Dingle was stabbed multiple times in May 2010 along a heavily traveled road on Hilo’s bayfront. Onlookers subdued the suspect until police arrived. The stabbing happened on the 17th birthday of one of the couple’s three sons.
Dingle’s husband, Steve, was charged with second-degree murder and is scheduled to go on trial in February.
The killing became the tipping point that prompted Bautista and the other women to form Ating Bahay.
"How could we as a community continue to stay on the sidelines and not do anything?" she said. "I just felt like something had to be done."
WITHIN DAYS, the group organized a Hilo rally in honor of Dingle that drew more than 200 people. At Christmas, a Filipino-style celebration was held to emphasize positive outlets for families as a way to prevent violence. In February, the women conducted a community forum to generate further discussion on intimate-partner violence.
Bautista said this week’s invitation-only conference is designed to develop domestic violence prevention strategies within the Filipino community and to engage and empower its members to become more active in solving the problem.

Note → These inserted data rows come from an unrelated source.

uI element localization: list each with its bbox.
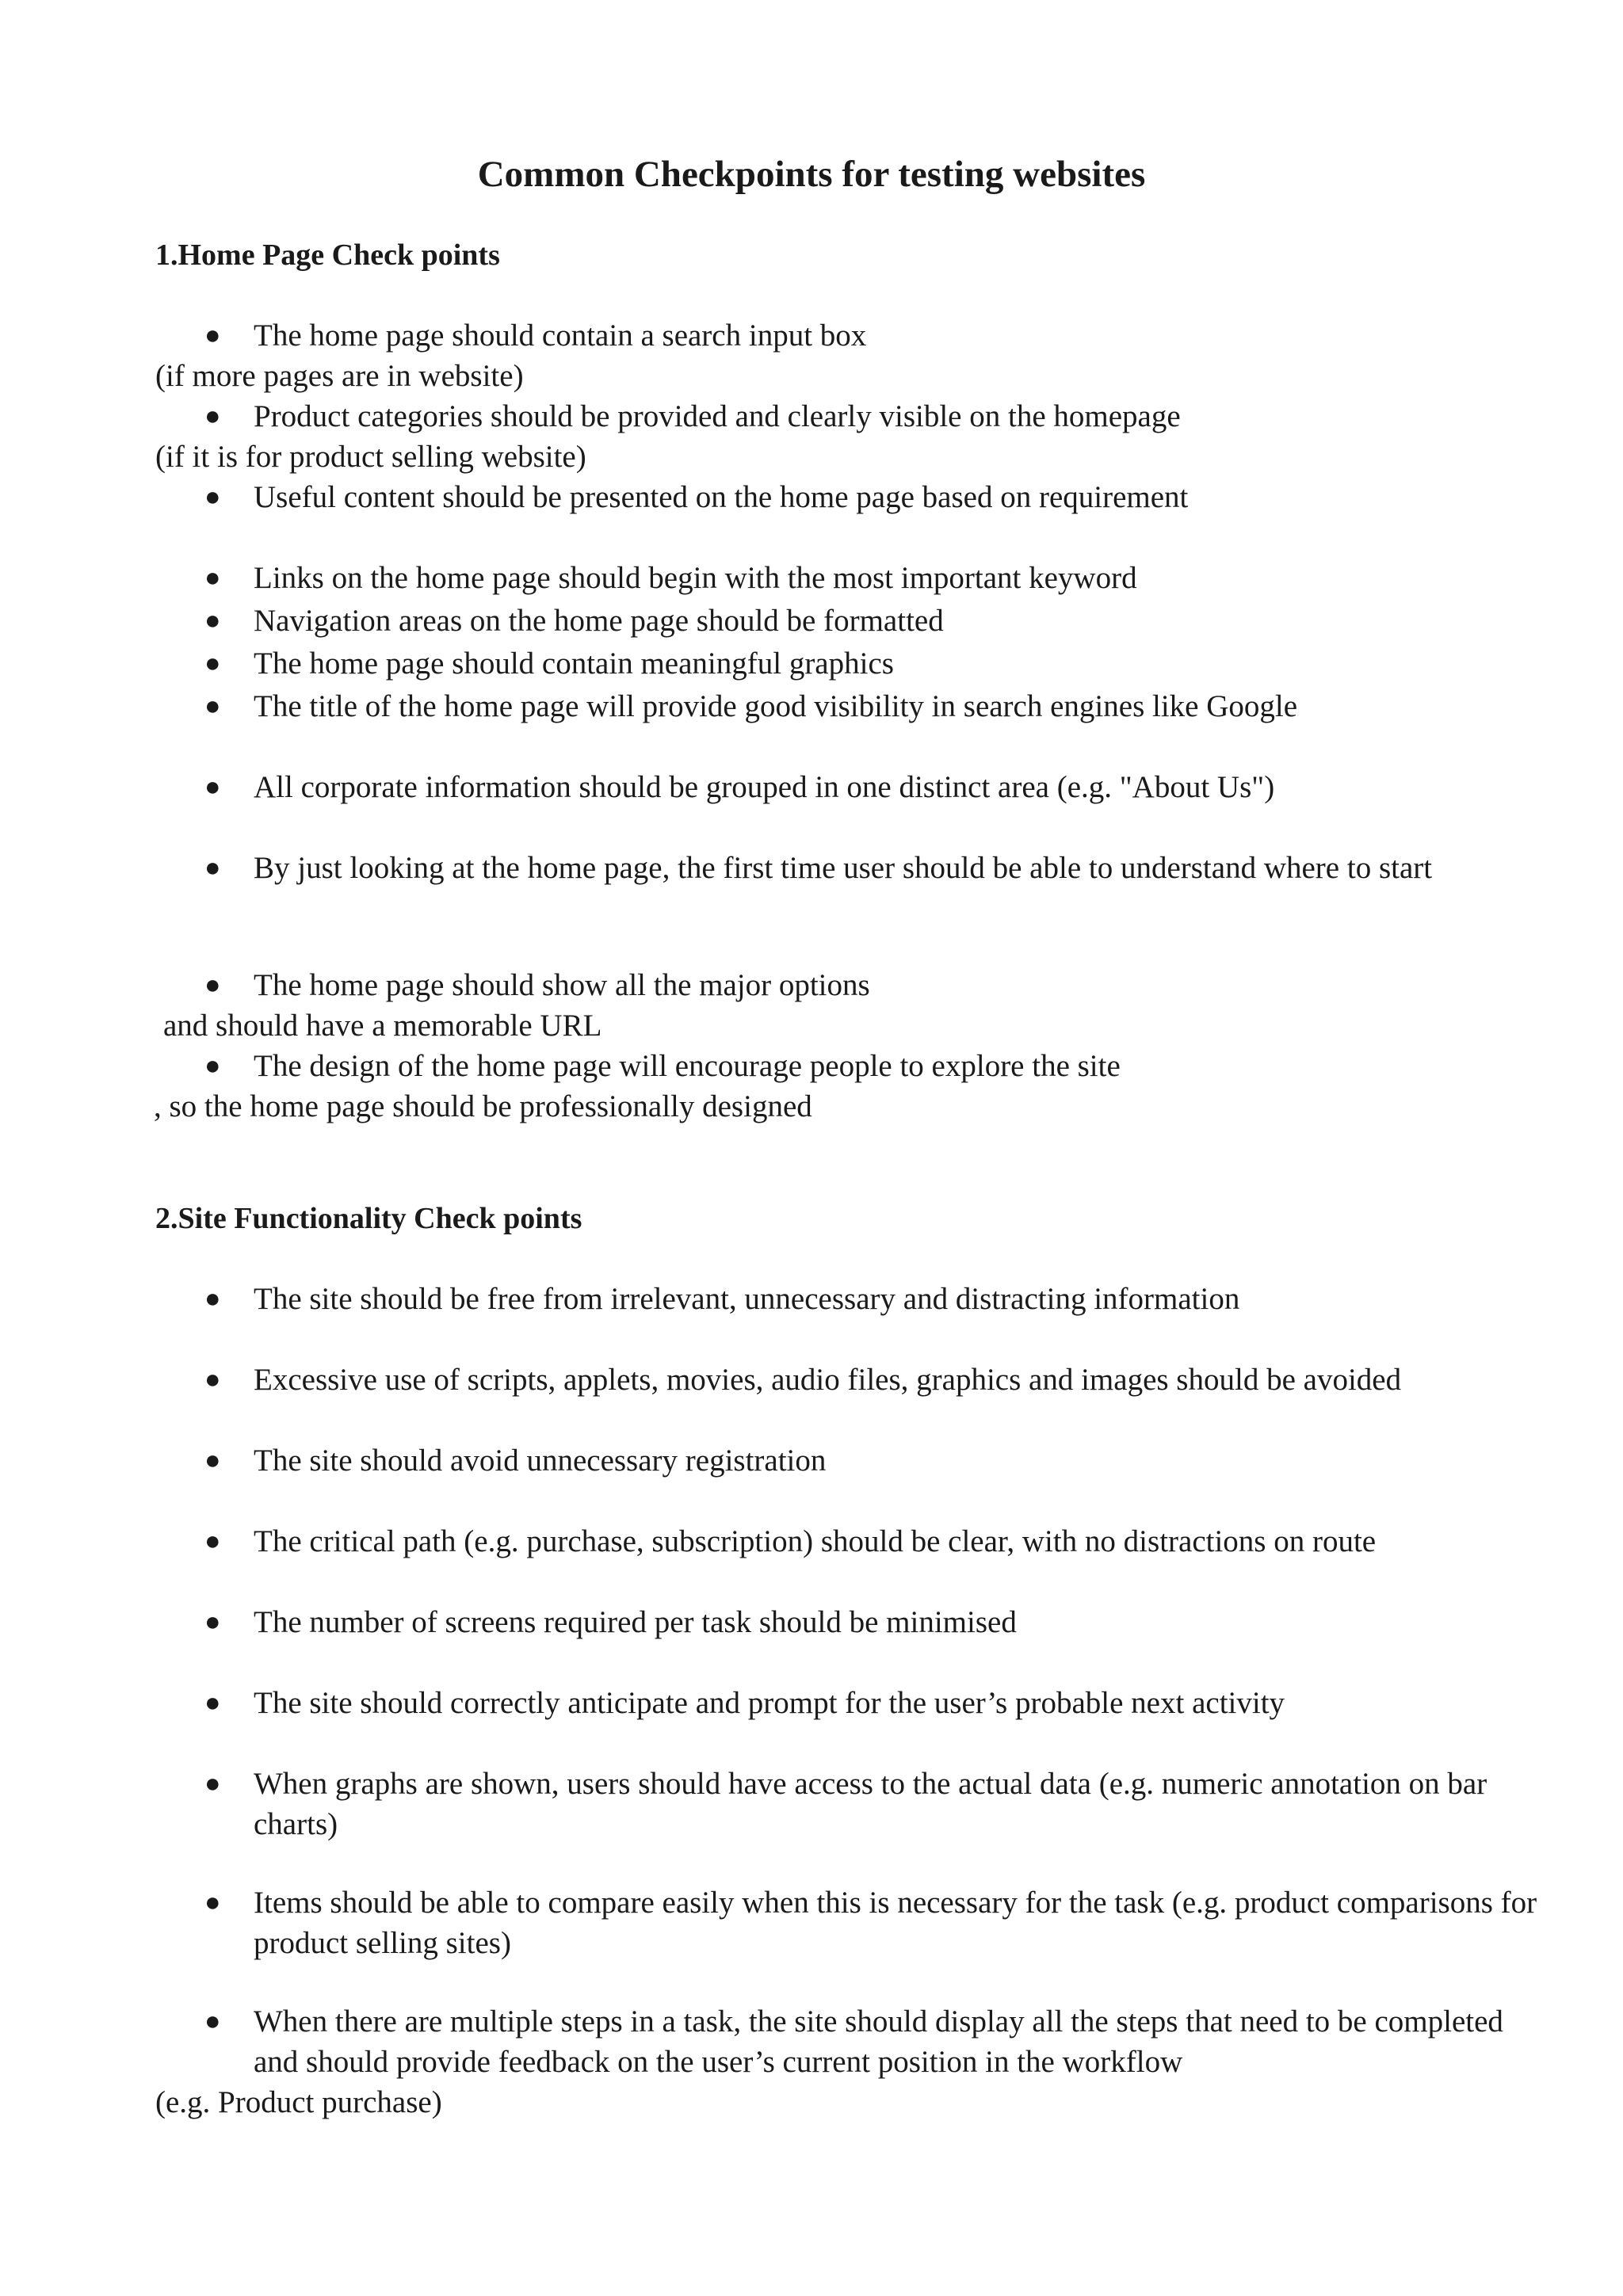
list-item: The site should correctly anticipate and prompt for the user’s probable next activity: [254, 1686, 1285, 1720]
bullet-icon: ●: [204, 321, 221, 350]
list-item: The site should avoid unnecessary registration: [254, 1444, 827, 1478]
list-item: The home page should show all the major options: [254, 968, 870, 1002]
list-item: Items should be able to compare easily when this is necessary for the task (e.g. product comparisons for product selling sites): [254, 1886, 1537, 1960]
bullet-icon: ●: [204, 563, 221, 593]
section-heading-home-page: 1.Home Page Check points: [155, 238, 500, 272]
list-item: Product categories should be provided and clearly visible on the homepage: [254, 399, 1181, 433]
list-item: The critical path (e.g. purchase, subscription) should be clear, with no distractions on route: [254, 1524, 1377, 1558]
bullet-icon: ●: [204, 1527, 221, 1556]
bullet-icon: ●: [204, 1769, 221, 1798]
list-item: Navigation areas on the home page should be formatted: [254, 604, 944, 638]
bullet-icon: ●: [204, 482, 221, 512]
section-heading-site-functionality: 2.Site Functionality Check points: [155, 1202, 582, 1235]
list-item: Excessive use of scripts, applets, movies, audio files, graphics and images should be avoided: [254, 1363, 1402, 1397]
list-item: The home page should contain meaningful graphics: [254, 646, 894, 681]
list-item: The home page should contain a search input box: [254, 318, 867, 353]
continuation-line: and should have a memorable URL: [163, 1009, 602, 1043]
list-item: By just looking at the home page, the first time user should be able to understand where to start: [254, 851, 1433, 885]
document-title: Common Checkpoints for testing websites: [477, 154, 1146, 195]
bullet-icon: ●: [204, 853, 221, 883]
list-item: The title of the home page will provide good visibility in search engines like Google: [254, 689, 1298, 723]
list-item: The site should be free from irrelevant, unnecessary and distracting information: [254, 1282, 1240, 1316]
list-item: When there are multiple steps in a task, the site should display all the steps that need to be completed and should provide feedback on the user’s current position in the workflow: [254, 2004, 1503, 2079]
continuation-line: (if more pages are in website): [155, 359, 524, 393]
bullet-icon: ●: [204, 649, 221, 678]
bullet-icon: ●: [204, 971, 221, 1000]
continuation-line: (if it is for product selling website): [155, 440, 586, 474]
continuation-line: , so the home page should be professionally designed: [154, 1089, 812, 1123]
bullet-icon: ●: [204, 1446, 221, 1475]
list-item: Links on the home page should begin with the most important keyword: [254, 561, 1137, 595]
bullet-icon: ●: [204, 1365, 221, 1394]
bullet-icon: ●: [204, 1688, 221, 1718]
list-item: The number of screens required per task should be minimised: [254, 1605, 1017, 1639]
bullet-icon: ●: [204, 2007, 221, 2036]
list-item: The design of the home page will encourage people to explore the site: [254, 1049, 1121, 1083]
bullet-icon: ●: [204, 1888, 221, 1917]
list-item: Useful content should be presented on the home page based on requirement: [254, 480, 1189, 514]
continuation-line: (e.g. Product purchase): [155, 2085, 442, 2119]
bullet-icon: ●: [204, 1608, 221, 1637]
bullet-icon: ●: [204, 1051, 221, 1081]
bullet-icon: ●: [204, 1284, 221, 1314]
bullet-icon: ●: [204, 692, 221, 721]
bullet-icon: ●: [204, 606, 221, 635]
list-item: All corporate information should be grouped in one distinct area (e.g. "About Us"): [254, 770, 1275, 804]
bullet-icon: ●: [204, 772, 221, 802]
list-item: When graphs are shown, users should have access to the actual data (e.g. numeric annotation on bar charts): [254, 1767, 1487, 1841]
bullet-icon: ●: [204, 402, 221, 431]
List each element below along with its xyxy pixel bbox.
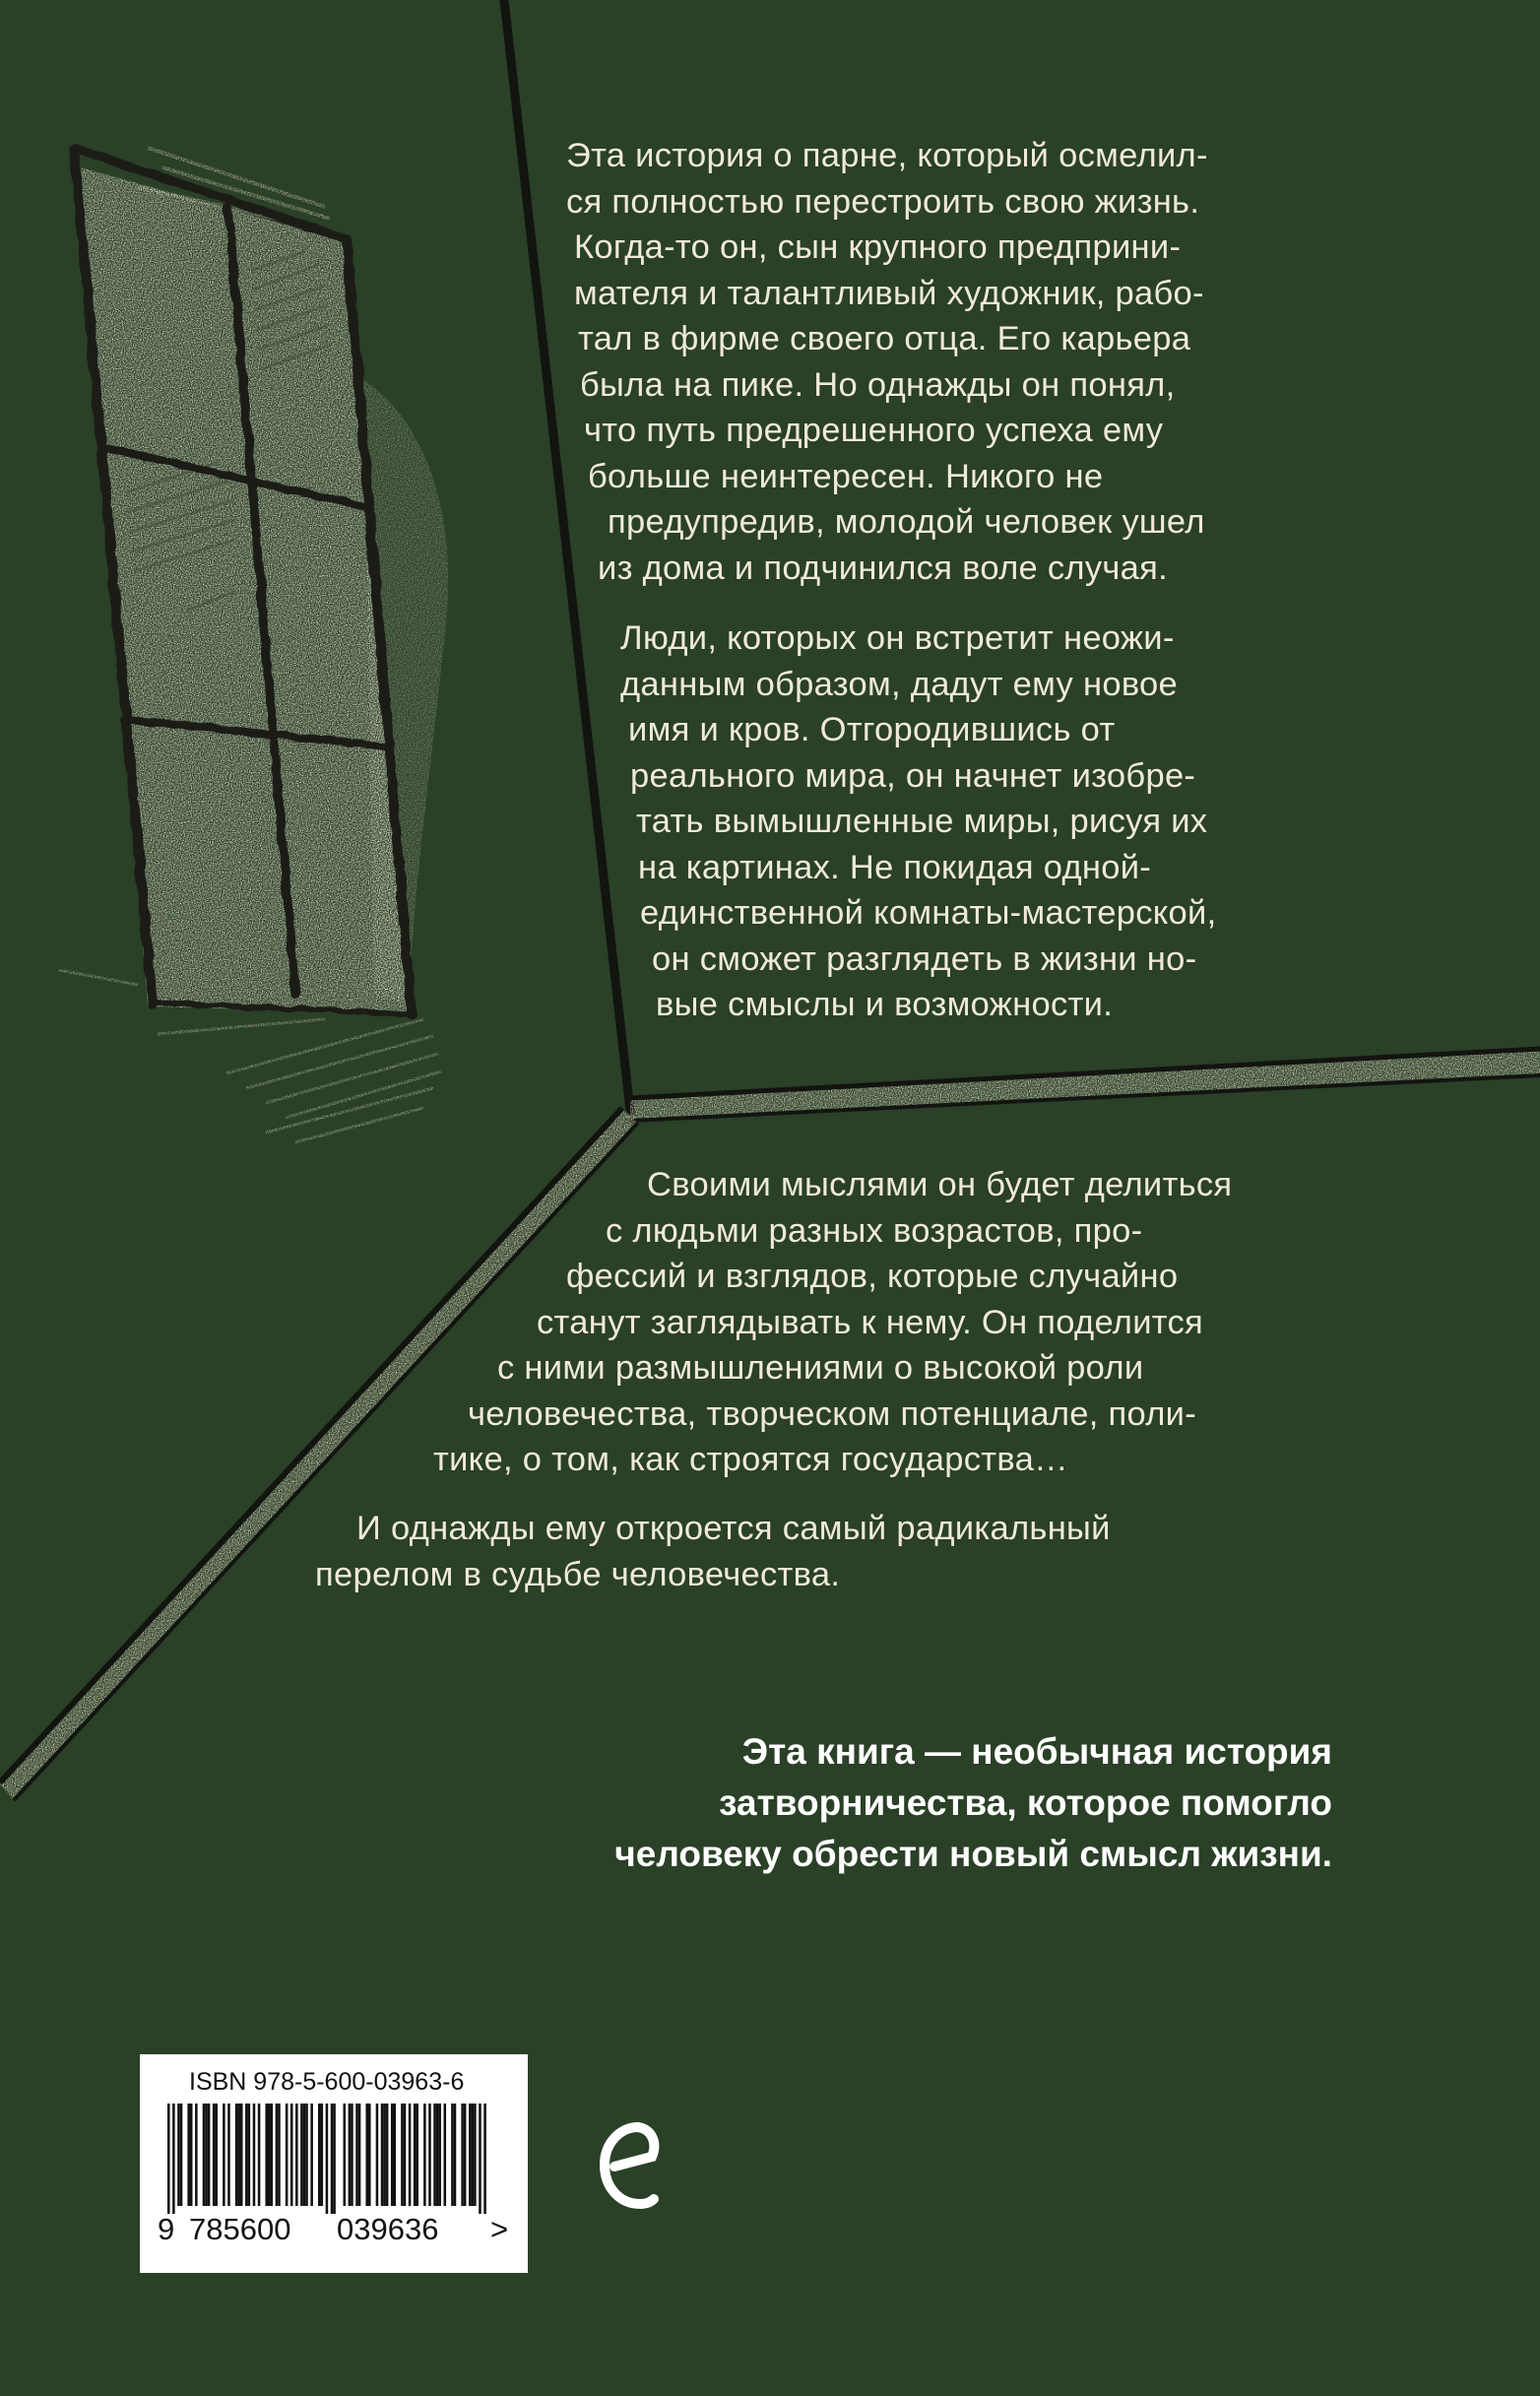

"We’re not going to rely on the system," she said.
According to the data from the state’s Domestic Violence Fatality Review team, 98 deaths — 54 men, 44 women — occurred as a result of domestic violence from 2000 through 2009. Among the 54 men, the vast majority, or 47, were abusers who were killed, often by their abused partner, or committed suicide, the review team said. Among the 44 women, only six were abusive; 30 were abuse victims.
The ethnicity data covered only 51 deaths through 2007 because information from cases in the remaining two years still must be added to the database, a team spokeswoman said. Of those 51, 16 were Filipino.
The tendency of Filipinos to be over-represented in domestic violence homicides is not unique to Hawaii.
In a February 2010 study by the Asian & Pacific Islander Institute on Domestic Violence, the San Francisco-based organization found that Filipinos represented the largest ethnic group among victims in 160 cases it analyzed nationally based on newspaper clippings. The 160 cases from 2000 through 2005 involved 280 victims from Asian and Pacific islander families. Filipinos totaled 57 of the 280 fatalities, or 20 percent. American Indians represented the next largest group, at 16 percent.
From a statistical perspective, the number of Filipino fatalities in Hawaii is small enough that one should not draw any generalizations about what causes the over-representation, according to Neil Websdale, a Northern Arizona University criminal justice professor and director of the National Domestic Violence Fatality Review Initiative.
Nor should anyone conclude that Filipinos, because of their culture, are predisposed to resorting to violence, he added.
"It’s not the culture itself," Websdale said.
If one were to analyze the individual fatalities, particularly among immigrants, Websdale said he suspects some killers likely had difficulty coping in their new community, felt emotionally isolated and silently suffered from acute shame and frustration for not being able to live up to societal expectations of being an adequate husband, father, provider and the like.
"When they fail to live up to this, it hits them very, very hard," Websdale said, and many abusers, unable to articulate their frustrations, deal with the shame by resorting to violence.
The rate of men killing women throughout Hawaii has more than doubled since 2004, when it was 0.63 per 100,000 population, according to the Violence Policy study.
The education foundation’s analysis focused only on incidents of a man killing a woman and noted that 11 such cases were recorded in Hawaii in 2009. The report was released to mark the beginning of October’s Domestic Violence Awareness Month.
Joe Bloom, who has two decades of experience in the domestic violence treatment field, recalled that 2009 was notable in Hawaii for having a cluster of fatalities in a relatively short time.
"My hope (was) that the year was an enigma for DV deaths," Bloom said. "My fear is that relationship violence at all levels, then as now, continues to suffer from a severe case of apathy and indifference. We have a long way to go."